Adakah Masa Depan untuk Sinematek Indonesia?

Faisal Irfani — Asumsi.co

featured image

Foto: Faisal Irfani/Asumsi.co

“Film Teguh Karya bagus-bagus, ya,” kata Firdaus kepada saya di suatu siang. “Saya paling suka November 1928. Mengena sekali sampai sekarang. Sudah nonton?”

Saya mengangguk pelan. Belum ada satu menit, dia kembali bicara. Kali ini, lebih sentimentil.

“Film Teguh Karya itu seni adiluhung. Ketika kita nonton, kita bisa merasakan apa saja: dari bahagia sampai sedih. Itu perasaan yang istimewa sekaligus membuat kita ngerti bahwa film bisa jadi pantulan hidup,” katanya.

Saya terdiam, membiarkan Firdaus larut dalam perasaannya. Dia begitu antusias membicarakan film, selayaknya paman yang pulang merantau dan membawa seribu kisah menarik bagi sanak-saudara pada hari raya.

Sembari Firdaus bercerita, tak hanya tentang Teguh Karya, tapi juga kiprah old master lain seperti Sjumandjaja–Atheis (1974) merupakan salah satu film favoritnya–kedua tangannya tetap sibuk membenahi gulungan pita seluloid.

Jemari Firdaus luwes menyisir gulungan itu. Dengan amat teliti dia perhatikan betul tiap bagian seluloid: apakah ada yang rusak, atau justru sebaliknya. Sorot matanya fokus mengamati serta memastikan bahwa barang yang dia pegang kondisinya baik-baik saja.

“Kesukaan saya kepada film, terutama film Indonesia, yang mendorong saya untuk bekerja di sini,” ucapnya. “Kalau nggak suka, mungkin, saya udah keluar sejak lama,” imbuhnya, tertawa.

Satu gulungan yang rampung diperiksa dia rapikan seperti sedia kala, sebelum akhirnya diletakan pada kotak berwarna cokelat menyala.

Dia mengambil gulungan lain dan mengulangi prosesnya dari awal. Begitu seterusnya sampai dia hafal di luar kepala.

Selama dua dekade lebih, Firdaus menjalani rutinitas mengecek kelayakan rol film, memperbaikinya bila ada yang rusak, hingga memastikan bahwa semua kebutuhan penunjang untuk seluloid di dalamnya terpenuhi tanpa kurang.

Firdaus adalah petugas pengarsipan film Indonesia, di sebuah gedung tua bernama Sinematek.

***

Ruangan yang saya masuki ukurannya tak terlalu luas, sekitar lima kali enam meter, dan sepintas mirip lokasi di mana para karakter di film Reservoir Dogs (1992) garapan Quentin Tarantino saling menghabisi nyawa.

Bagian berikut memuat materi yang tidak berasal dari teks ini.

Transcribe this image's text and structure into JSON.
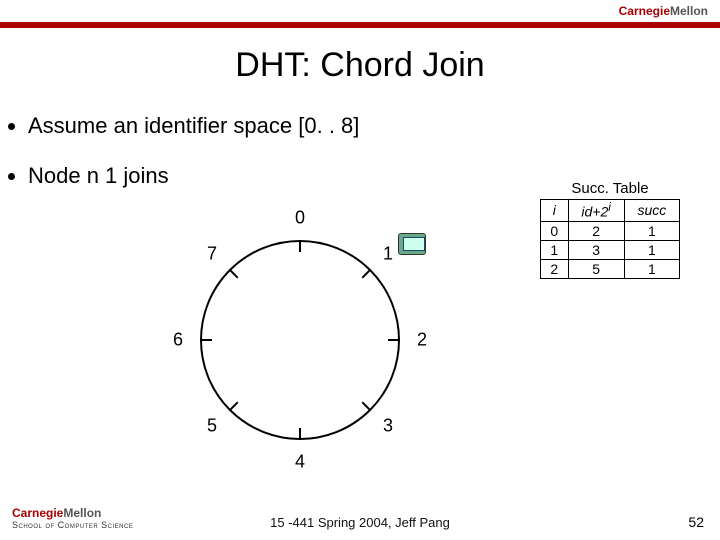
{
  "header": {
    "wordmark_left": "Carnegie",
    "wordmark_right": "Mellon"
  },
  "title": "DHT: Chord Join",
  "bullets": [
    "Assume an identifier space [0. . 8]",
    "Node n 1 joins"
  ],
  "ring": {
    "labels": [
      "0",
      "1",
      "2",
      "3",
      "4",
      "5",
      "6",
      "7"
    ],
    "active_node": 1
  },
  "succ": {
    "title": "Succ. Table",
    "headers": [
      "i",
      "id+2",
      "succ"
    ],
    "id_col_sup": "i",
    "rows": [
      [
        "0",
        "2",
        "1"
      ],
      [
        "1",
        "3",
        "1"
      ],
      [
        "2",
        "5",
        "1"
      ]
    ]
  },
  "footer": {
    "course": "15 -441 Spring 2004, Jeff Pang",
    "school": "School of Computer Science",
    "page": "52"
  }
}
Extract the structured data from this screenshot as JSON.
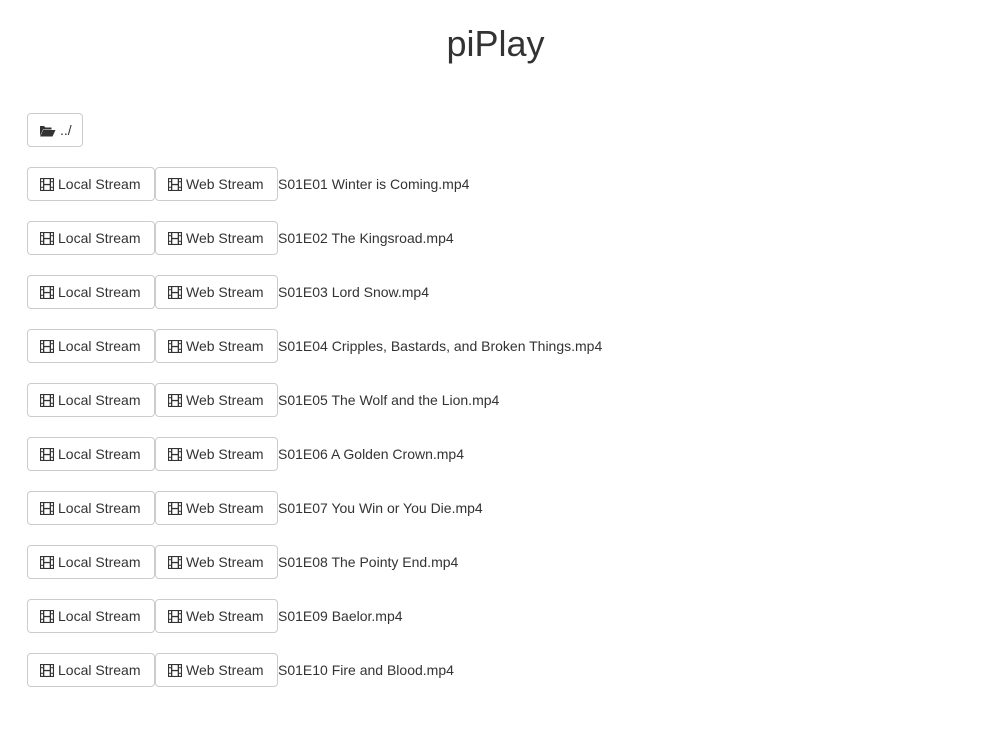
{
  "app": {
    "title": "piPlay"
  },
  "parent": {
    "label": "../",
    "icon": "folder-open-icon"
  },
  "buttons": {
    "local_label": "Local Stream",
    "web_label": "Web Stream",
    "icon": "film-icon"
  },
  "files": [
    "S01E01 Winter is Coming.mp4",
    "S01E02 The Kingsroad.mp4",
    "S01E03 Lord Snow.mp4",
    "S01E04 Cripples, Bastards, and Broken Things.mp4",
    "S01E05 The Wolf and the Lion.mp4",
    "S01E06 A Golden Crown.mp4",
    "S01E07 You Win or You Die.mp4",
    "S01E08 The Pointy End.mp4",
    "S01E09 Baelor.mp4",
    "S01E10 Fire and Blood.mp4"
  ],
  "colors": {
    "text": "#333333",
    "border": "#cccccc",
    "background": "#ffffff"
  }
}
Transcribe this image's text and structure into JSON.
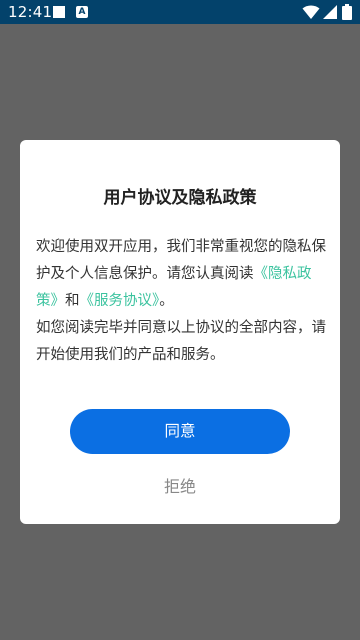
{
  "status_bar": {
    "time": "12:41",
    "notification_icons": [
      "square-notification-icon",
      "a-notification-icon"
    ],
    "system_icons": [
      "wifi-icon",
      "cellular-signal-icon",
      "battery-icon"
    ]
  },
  "dialog": {
    "title": "用户协议及隐私政策",
    "body": {
      "intro": "欢迎使用双开应用，我们非常重视您的隐私保护及个人信息保护。请您认真阅读",
      "privacy_link": "《隐私政策》",
      "conjunction": "和",
      "service_link": "《服务协议》",
      "period": "。",
      "second_paragraph": "如您阅读完毕并同意以上协议的全部内容，请开始使用我们的产品和服务。"
    },
    "agree_label": "同意",
    "reject_label": "拒绝"
  },
  "colors": {
    "status_bar": "#03426b",
    "overlay": "#636363",
    "link": "#3cc39f",
    "primary_button": "#0b6fe3",
    "secondary_text": "#888888"
  }
}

Cahaya tak kelewat terang. Beberapa lampu, kata Firdaus, sengaja dipadamkan karena terdapat gangguan pada aliran listrik. Meski begitu, dari kejauhan, saya masih bisa melihat tumpukan gulungan film yang ditata begitu rapi sesuai kategorisasi.

“Ini ruang penyimpanan kami, ada kurang lebih 700 judul di sini,” ujarnya sambil memberi petunjuk ke mana saya mesti berjalan. “Semua di bawah suhu [ruangan] 12 derajat. Makin rendah, asalkan nggak sampai minus, makin bagus buat menjaga seluloid.”

Setiap koleksi ditaruh di rak yang tinggi dan memanjang ke belakang. Sebagian besar rol merupakan film-film lawas, kendati ada satu-dua yang tergolong ‘baru’ rilis. Arsip film tertua yakni Tie Pat Kai Kawin (1935), sementara yang berusia paling muda adalah The Raid (2014).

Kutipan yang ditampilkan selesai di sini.